Ironically, the operational culture, valuing a robust, safe, reliable system above all else, and cultivating a do-no-harm mentality, sounds like exactly the kind of culture we need more of at the scale of our civilization, in relation to the Earth’s climate, and basic planetary operations. It reminds me of the optimality vs. robustness debate that plagues decision making under deep uncertainty.
As the systems we rely on get more complex and autonomous, our understanding of how they work is going to become fuzzier. We may know how they function in general, intuitive terms, or empirically, but they’ll become more subtle and less deterministic. More qualitative and less quantitative (from our point of view), despite the fact that they will generate and consume vast quantities of data. We won’t understand everything about them. They may do unexpected things. Already if we aren’t careful neural networks sometimes learn how to cheat.
The grid is on its way to becoming a seething, self-aware system with reflexes that can respond automatically in a sixtieth of a second to re-route power, shed loads, engage battery backups, shift consumption patterns in time and space, and deal with variable power sources spread across whole continents. We’re just at the beginning of understanding what this kind of power system will look like, and how it will be organized and operated, but it seems clear it will be very different than the grid built by Edison and Tesla that we all still live with today.
Great article! From my layman’s perspective, the current grid seems like a massively complex system that sits somewhere between designed and evolved. Certainly nobody ever had the current form in mind when first engineering it; they just kept tacking on pieces, updating over decades, adapting as necessary. Does the book dig into that semi-evolved perspective at all?

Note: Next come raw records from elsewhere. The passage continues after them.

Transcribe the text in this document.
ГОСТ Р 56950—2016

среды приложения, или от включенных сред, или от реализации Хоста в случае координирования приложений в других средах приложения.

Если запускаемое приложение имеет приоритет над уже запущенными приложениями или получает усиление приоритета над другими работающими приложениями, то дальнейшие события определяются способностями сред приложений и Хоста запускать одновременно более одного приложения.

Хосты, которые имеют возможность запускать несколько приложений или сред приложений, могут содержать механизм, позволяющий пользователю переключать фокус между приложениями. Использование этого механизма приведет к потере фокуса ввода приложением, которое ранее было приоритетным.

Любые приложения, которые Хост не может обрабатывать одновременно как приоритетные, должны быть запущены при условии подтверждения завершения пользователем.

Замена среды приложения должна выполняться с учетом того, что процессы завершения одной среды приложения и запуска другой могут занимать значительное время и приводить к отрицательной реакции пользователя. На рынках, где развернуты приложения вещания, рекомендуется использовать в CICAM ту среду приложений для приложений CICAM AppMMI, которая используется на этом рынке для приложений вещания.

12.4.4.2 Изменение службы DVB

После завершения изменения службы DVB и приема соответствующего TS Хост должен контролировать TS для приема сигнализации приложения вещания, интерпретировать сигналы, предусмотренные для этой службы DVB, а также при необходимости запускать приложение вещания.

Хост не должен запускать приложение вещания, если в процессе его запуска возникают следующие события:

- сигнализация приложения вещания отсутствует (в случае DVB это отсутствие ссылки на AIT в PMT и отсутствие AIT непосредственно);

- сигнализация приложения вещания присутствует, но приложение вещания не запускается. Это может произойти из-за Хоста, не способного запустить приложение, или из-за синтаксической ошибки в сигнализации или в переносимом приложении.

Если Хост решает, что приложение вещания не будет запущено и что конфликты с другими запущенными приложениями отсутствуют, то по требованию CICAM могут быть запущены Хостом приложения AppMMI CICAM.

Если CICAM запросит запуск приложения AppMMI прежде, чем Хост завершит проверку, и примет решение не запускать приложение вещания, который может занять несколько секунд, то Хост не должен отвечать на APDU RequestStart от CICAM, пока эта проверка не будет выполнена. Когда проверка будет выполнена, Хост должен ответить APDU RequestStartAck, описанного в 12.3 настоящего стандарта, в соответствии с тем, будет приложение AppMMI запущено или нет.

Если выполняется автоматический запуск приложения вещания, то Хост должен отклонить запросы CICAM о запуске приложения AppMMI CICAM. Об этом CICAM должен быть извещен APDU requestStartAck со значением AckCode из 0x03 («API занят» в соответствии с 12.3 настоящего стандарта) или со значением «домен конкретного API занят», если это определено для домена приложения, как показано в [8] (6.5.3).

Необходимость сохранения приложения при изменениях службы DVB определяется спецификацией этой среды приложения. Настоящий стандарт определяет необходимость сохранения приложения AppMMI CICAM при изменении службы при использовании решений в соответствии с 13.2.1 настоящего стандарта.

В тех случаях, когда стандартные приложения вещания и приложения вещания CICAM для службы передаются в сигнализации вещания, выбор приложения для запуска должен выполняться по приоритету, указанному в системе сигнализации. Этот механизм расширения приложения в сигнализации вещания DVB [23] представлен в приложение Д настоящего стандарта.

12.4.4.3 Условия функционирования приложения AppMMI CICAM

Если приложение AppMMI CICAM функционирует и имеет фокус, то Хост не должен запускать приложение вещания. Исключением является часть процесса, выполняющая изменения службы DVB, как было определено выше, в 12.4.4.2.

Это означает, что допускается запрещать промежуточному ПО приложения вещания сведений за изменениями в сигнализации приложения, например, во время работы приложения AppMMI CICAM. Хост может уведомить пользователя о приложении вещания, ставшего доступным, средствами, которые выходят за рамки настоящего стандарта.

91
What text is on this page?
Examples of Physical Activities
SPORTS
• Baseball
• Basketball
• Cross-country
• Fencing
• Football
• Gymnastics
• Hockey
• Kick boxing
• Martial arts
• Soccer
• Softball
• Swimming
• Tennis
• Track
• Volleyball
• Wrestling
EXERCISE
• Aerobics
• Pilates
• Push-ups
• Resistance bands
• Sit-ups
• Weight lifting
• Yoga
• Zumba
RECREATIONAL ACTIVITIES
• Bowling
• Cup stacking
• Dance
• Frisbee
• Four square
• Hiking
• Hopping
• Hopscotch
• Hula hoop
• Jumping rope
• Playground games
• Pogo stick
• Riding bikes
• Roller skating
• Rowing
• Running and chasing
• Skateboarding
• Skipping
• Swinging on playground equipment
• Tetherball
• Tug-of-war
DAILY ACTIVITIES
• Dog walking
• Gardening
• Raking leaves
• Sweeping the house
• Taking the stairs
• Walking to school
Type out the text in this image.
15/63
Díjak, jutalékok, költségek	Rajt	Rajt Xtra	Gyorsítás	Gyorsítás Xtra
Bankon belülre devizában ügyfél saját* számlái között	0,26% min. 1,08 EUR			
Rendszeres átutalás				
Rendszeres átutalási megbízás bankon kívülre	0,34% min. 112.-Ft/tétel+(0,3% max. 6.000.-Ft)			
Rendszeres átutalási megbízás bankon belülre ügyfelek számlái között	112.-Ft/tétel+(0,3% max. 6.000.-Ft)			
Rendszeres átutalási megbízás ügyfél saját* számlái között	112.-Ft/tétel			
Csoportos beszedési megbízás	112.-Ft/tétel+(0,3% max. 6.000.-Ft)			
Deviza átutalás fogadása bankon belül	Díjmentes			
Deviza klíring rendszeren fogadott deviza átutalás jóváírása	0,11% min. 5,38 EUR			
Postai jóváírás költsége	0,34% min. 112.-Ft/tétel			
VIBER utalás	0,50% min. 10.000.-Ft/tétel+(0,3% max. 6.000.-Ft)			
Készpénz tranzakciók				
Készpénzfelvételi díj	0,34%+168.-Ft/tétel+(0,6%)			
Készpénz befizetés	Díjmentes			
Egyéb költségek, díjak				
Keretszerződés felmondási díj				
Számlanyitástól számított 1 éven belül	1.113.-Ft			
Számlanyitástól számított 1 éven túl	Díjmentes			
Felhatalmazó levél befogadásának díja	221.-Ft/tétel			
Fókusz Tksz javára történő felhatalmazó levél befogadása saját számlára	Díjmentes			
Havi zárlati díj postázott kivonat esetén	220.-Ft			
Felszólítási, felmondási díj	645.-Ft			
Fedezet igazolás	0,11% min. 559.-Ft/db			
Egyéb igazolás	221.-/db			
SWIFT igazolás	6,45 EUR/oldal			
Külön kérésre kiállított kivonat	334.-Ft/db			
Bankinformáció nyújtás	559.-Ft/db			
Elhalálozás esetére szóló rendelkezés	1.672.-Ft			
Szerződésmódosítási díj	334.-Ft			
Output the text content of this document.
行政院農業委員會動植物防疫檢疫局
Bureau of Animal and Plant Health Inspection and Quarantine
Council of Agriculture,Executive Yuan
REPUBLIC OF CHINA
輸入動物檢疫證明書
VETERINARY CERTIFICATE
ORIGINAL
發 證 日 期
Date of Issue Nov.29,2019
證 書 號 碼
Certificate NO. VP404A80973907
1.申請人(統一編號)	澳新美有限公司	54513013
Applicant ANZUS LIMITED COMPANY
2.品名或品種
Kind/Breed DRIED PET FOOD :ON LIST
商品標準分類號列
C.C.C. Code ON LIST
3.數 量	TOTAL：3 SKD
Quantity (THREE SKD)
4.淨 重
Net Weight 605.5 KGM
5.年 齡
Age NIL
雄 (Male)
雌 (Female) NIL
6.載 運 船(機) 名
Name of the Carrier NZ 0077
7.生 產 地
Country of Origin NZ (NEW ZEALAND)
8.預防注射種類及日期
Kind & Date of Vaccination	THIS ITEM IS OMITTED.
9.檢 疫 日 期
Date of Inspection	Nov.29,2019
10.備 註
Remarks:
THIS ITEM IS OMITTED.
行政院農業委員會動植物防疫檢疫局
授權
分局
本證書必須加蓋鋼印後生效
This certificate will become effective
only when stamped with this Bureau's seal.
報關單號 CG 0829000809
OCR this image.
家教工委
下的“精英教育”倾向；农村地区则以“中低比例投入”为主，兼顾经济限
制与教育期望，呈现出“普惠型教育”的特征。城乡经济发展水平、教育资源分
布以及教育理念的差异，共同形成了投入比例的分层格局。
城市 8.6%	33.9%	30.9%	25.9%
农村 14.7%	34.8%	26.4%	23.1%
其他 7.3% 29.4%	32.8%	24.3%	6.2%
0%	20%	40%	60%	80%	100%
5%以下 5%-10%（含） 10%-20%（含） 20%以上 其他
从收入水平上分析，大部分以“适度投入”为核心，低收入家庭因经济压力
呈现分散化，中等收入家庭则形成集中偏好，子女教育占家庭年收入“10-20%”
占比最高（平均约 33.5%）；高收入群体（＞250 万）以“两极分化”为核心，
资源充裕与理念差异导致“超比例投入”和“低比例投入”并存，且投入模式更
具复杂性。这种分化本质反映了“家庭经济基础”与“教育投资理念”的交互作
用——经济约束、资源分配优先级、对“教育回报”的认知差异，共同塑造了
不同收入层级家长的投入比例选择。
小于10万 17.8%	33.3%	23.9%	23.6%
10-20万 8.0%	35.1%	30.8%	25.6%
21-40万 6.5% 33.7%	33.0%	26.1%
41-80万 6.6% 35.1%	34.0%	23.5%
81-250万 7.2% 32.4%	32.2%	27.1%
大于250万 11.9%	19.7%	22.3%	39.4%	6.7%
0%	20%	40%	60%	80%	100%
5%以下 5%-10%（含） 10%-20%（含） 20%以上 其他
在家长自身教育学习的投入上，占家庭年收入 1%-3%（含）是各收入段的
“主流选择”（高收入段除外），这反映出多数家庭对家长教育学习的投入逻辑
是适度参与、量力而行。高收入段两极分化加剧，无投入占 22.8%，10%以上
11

Nice review – I’ve asked work to get me the book. Integration of renewables in Alaskan microgrids is quickly getting to the economic/technological point of relying on grid-forming inverters (with batteries, wind turbines, variable speed generators, etc) to make the grid in remote Alaskan communities. It doesn’t seem to be a very distant future. We have a couple of small communities with DOE funded projects putting microPMUs on the distribution network (in our islanded microgrids it is all distribution network) – to get a clear picture of the current state of affairs, to get data for modeling integration strategies, and to see how well the solutions work out.
When I started looking into grid bridging strategies (to allow high wind penetration on a diesel microgrid) with a local utility last year I had to do a little crash course learning on grid stability, reactive power needs, integrating with synchronous generators, fault response, etc. This book probably would have been a useful intro then, but it’s never too late!